Rand Water employees installing a valve rig on the B11 pipeline as part of the 54 hours maintance and augmantion work which commerced on the 15th November 2021. Photo: citizen.co.za/Nigel Sibanda
Emfuleni municipality in Gauteng has blamed the whopping R65 million overtime payment to its water entity employees, despite the escalating water and sanitation crisis, on a shortage of staff and resources.
The Citizen has reported how the embattled municipality spent a total of R65,832,014.47 on overtime for Metsi-a-Lekoa employees in the last four financial years despite losing more than half (about 56%) of its water at the annual cost of R500 million.
The entity’s workers pocketed a total of R17,959,165.26 in bonuses for the 2018/2019 financial year, R19,633,849.46 in 2019/2020, R17,637,412.99 in 2020/2021 and R10,601,586.76 in the 2021/2022 financial year.
Under-staffed, no resources
The municipality’s spokesperson Makhosonke Sangweni explained that Metsi-a-Lekoa has been under-staffed for the past four financial years and teams could not attend to all queries during normal working hours.
“The problem was further compounded by a shortage of working material and vehicles, in a bid to serve our communities teams had no choice but to share the limited resources.
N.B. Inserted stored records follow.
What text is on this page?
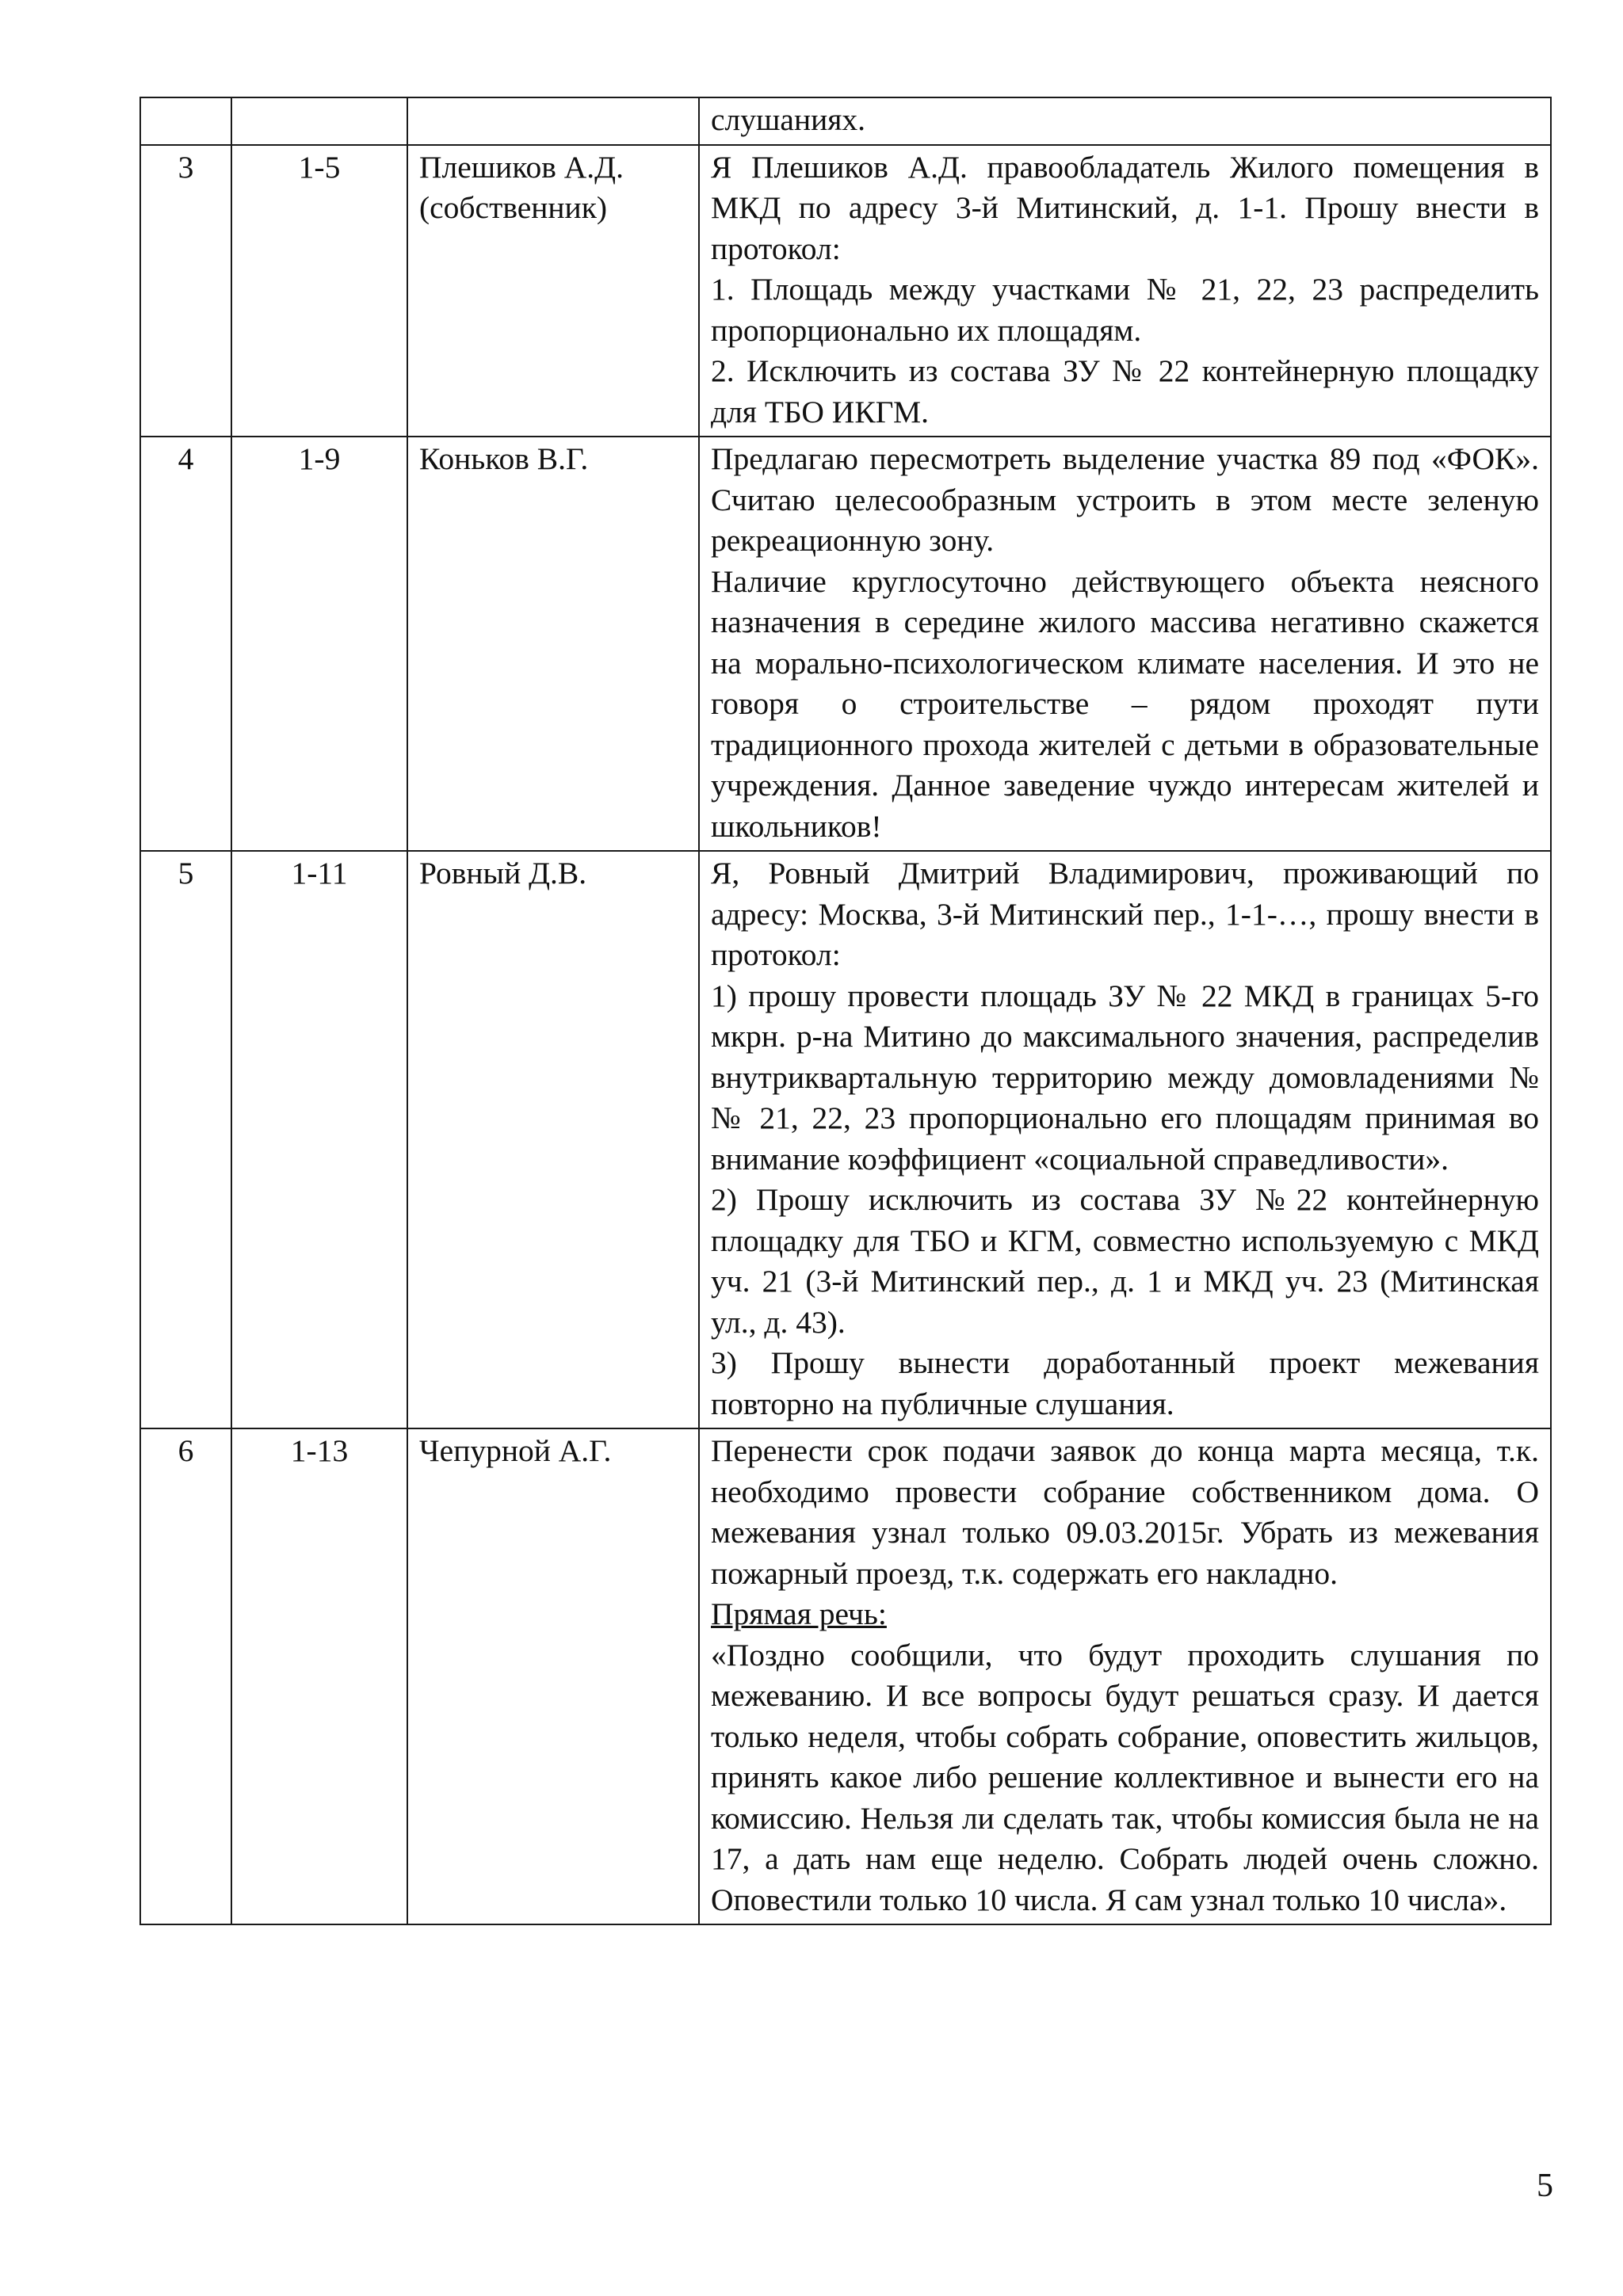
			слушаниях.

3	1-5	Плешиков А.Д. (собственник)	Я Плешиков А.Д. правообладатель Жилого помещения в МКД по адресу 3-й Митинский, д. 1-1. Прошу внести в протокол:

1. Площадь между участками № 21, 22, 23 распределить пропорционально их площадям.

2. Исключить из состава ЗУ № 22 контейнерную площадку для ТБО ИКГМ.

4	1-9	Коньков В.Г.	Предлагаю пересмотреть выделение участка 89 под «ФОК». Считаю целесообразным устроить в этом месте зеленую рекреационную зону.

Наличие круглосуточно действующего объекта неясного назначения в середине жилого массива негативно скажется на морально-психологическом климате населения. И это не говоря о строительстве – рядом проходят пути традиционного прохода жителей с детьми в образовательные учреждения. Данное заведение чуждо интересам жителей и школьников!

5	1-11	Ровный Д.В.	Я, Ровный Дмитрий Владимирович, проживающий по адресу: Москва, 3-й Митинский пер., 1-1-…, прошу внести в протокол:

1) прошу провести площадь ЗУ № 22 МКД в границах 5-го мкрн. р-на Митино до максимального значения, распределив внутриквартальную территорию между домовладениями №№ 21, 22, 23 пропорционально его площадям принимая во внимание коэффициент «социальной справедливости».

2) Прошу исключить из состава ЗУ №22 контейнерную площадку для ТБО и КГМ, совместно используемую с МКД уч. 21 (3-й Митинский пер., д. 1 и МКД уч. 23 (Митинская ул., д. 43).

3) Прошу вынести доработанный проект межевания повторно на публичные слушания.

6	1-13	Чепурной А.Г.	Перенести срок подачи заявок до конца марта месяца, т.к. необходимо провести собрание собственником дома. О межевания узнал только 09.03.2015г. Убрать из межевания пожарный проезд, т.к. содержать его накладно.

Прямая речь:

«Поздно сообщили, что будут проходить слушания по межеванию. И все вопросы будут решаться сразу. И дается только неделя, чтобы собрать собрание, оповестить жильцов, принять какое либо решение коллективное и вынести его на комиссию. Нельзя ли сделать так, чтобы комиссия была не на 17, а дать нам еще неделю. Собрать людей очень сложно. Оповестили только 10 числа. Я сам узнал только 10 числа».

5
When one team worked during normal hours, the next team worked overtime, often sharing vehicles between the shifts,” he said.
Metsi-a-Lekoa is a dedicated water services authority entity which operates and maintains existing water and sanitation infrastructure.
But the municipality’s water and sanitation crisis – that has also seen raw sewerage flowing into the Vaal River for over a decade – has been blamed on the entity.
Metsi-a-Lekoa has also been criticised for a lack of water demand and supply management strategy, which has resulted in millions of rand in clean running water being wasted in leaks.
Intervention
The municipality, which owes Rand Water R1.1 billion, said the entity has received 17 service delivery vehicles rented by Rand Water as part of a resolution taken by cabinet to place the municipality under Section 63 intervention of the National Water Services Act.
Sangweni said this meant the national Cooperative Governance and Traditional Affairs department effectively took over the Water Services Authority function of the municipality and all its ancillary responsibilities.
He said as a result of this intervention, the Department of Water and Sanitation, as a custodian of all water services, appointed Rand Water as an implementing agency to affect Section 63 intervention objectives.
“With the understanding that the Cabinet decision came at the backdrop of the implementation of Section 139(1)(b) of the constitution by the Gauteng provincial government, the municipality has committed to fully cooperate with the injunction,” Sangweni explained.
He said this was necessitated by the fact that the municipality was in dire need of additional resources and that the municipality welcomed the collective effort that the inter-governmental framework tabled to ensure a total conformance to the intervention process.
“Several processes were initiated under the intervention and the vehicle unveiling forms part of them. The intervention has delivered 17 rented vehicles for three months. The 17 vehicles will be shared amongst the three water depots,” he said.
Vehicles will also be allocated to 12 water teams to contain water losses and have a quicker turnaround time on all water complaints.
According to Sangweni, in order to decisively deal with the vehicle shortage and challenges at Metsi-a-Lekoa, the municipality was planning to procure 35 service delivery vehicles for both water and sanitation sections at Metsi-a-Lekoa.